Waukesha Water Utility
Water Rates for 2012
On December 15, 2011, Waukesha Water Utility applied with the Public Service Commission to increase water rates by $2.3 million, or 27 percent, primarily to pay for its proposal to divert water from Lake Michigan to serve local needs.
Waukesha has yet to receive approval for the diversion from the Wisconsin Department of Natural Resources or the Great Lakes Compact, nor has Waukesha applied for permission to construct the project with the PSC.
CUB intervened in the case to make sure that only appropriate costs for water service are included in rates.
The PSC division administrator for water utilities issued a final decision in this case on July 10, 2012. The PSC disagreed with CUB and will allow Waukesha to increase rates by $2.3 million, or 27 percent, to cover the costs of its investigation of alternative sources of water, even though the PSC has no way to assess whether the utility’s pursuit of alternatives is reasonable.
On August 11, 2011, the PSC opened an investigation into whether Cudahy Water Utility can create a new, reduced water rate for water-intensive businesses that relocate to the city or expand within the city.

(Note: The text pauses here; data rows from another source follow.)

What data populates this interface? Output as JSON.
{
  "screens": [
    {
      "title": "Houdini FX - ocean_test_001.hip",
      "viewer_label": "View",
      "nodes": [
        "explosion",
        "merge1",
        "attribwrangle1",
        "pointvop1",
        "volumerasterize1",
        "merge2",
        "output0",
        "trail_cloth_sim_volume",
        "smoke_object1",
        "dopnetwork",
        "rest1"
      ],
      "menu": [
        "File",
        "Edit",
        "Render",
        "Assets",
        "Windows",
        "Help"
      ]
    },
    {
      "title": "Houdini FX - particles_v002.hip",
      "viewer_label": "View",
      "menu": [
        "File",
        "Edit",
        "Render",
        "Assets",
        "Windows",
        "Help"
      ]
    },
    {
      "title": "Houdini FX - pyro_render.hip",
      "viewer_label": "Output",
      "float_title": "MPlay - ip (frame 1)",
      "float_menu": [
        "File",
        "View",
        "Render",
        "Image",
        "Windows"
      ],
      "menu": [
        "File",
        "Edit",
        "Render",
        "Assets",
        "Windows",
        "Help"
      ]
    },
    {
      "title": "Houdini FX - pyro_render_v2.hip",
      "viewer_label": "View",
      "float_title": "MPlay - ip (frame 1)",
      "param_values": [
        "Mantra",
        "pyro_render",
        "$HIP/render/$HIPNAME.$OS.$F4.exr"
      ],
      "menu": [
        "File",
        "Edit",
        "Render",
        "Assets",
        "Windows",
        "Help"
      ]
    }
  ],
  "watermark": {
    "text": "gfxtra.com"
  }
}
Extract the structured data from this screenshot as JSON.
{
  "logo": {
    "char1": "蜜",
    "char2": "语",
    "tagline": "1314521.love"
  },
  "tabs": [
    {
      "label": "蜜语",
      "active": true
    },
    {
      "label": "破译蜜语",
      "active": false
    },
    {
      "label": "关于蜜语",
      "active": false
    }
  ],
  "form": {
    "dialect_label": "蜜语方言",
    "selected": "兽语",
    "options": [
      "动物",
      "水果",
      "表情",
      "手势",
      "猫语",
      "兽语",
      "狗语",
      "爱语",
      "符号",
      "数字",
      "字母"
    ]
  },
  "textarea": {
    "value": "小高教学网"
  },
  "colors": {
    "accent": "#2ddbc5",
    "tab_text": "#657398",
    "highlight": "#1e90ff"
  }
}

CUB and Clean Wisconsin intervened in the docket, and then Cudahy withdrew its application and is no longer seeking a new rate. Quoting PSC staff, “The Utility made this decision [to withdraw its application] after CUB and Clean Wisconsin filed to be intervenors in this case. The Utility wanted to avoid possible future expenses and negative publicity associated with the case.”
On April 29, 2011, Whitewater Municipal Water Utility submitted an application with the PSC to raise water rates by $318,000 or 23 percent.
CUB intervened in the case and argued that Whitewater’s largest customer, LSP-Whitewater LP, which owns a 285 megawatt cogeneration power plant, was trying to shift costs onto residential ratepayers.
The PSC issued its decision on November 10, 2011. The PSC agreed with CUB and did not shift costs to other customers, as requested by LSP.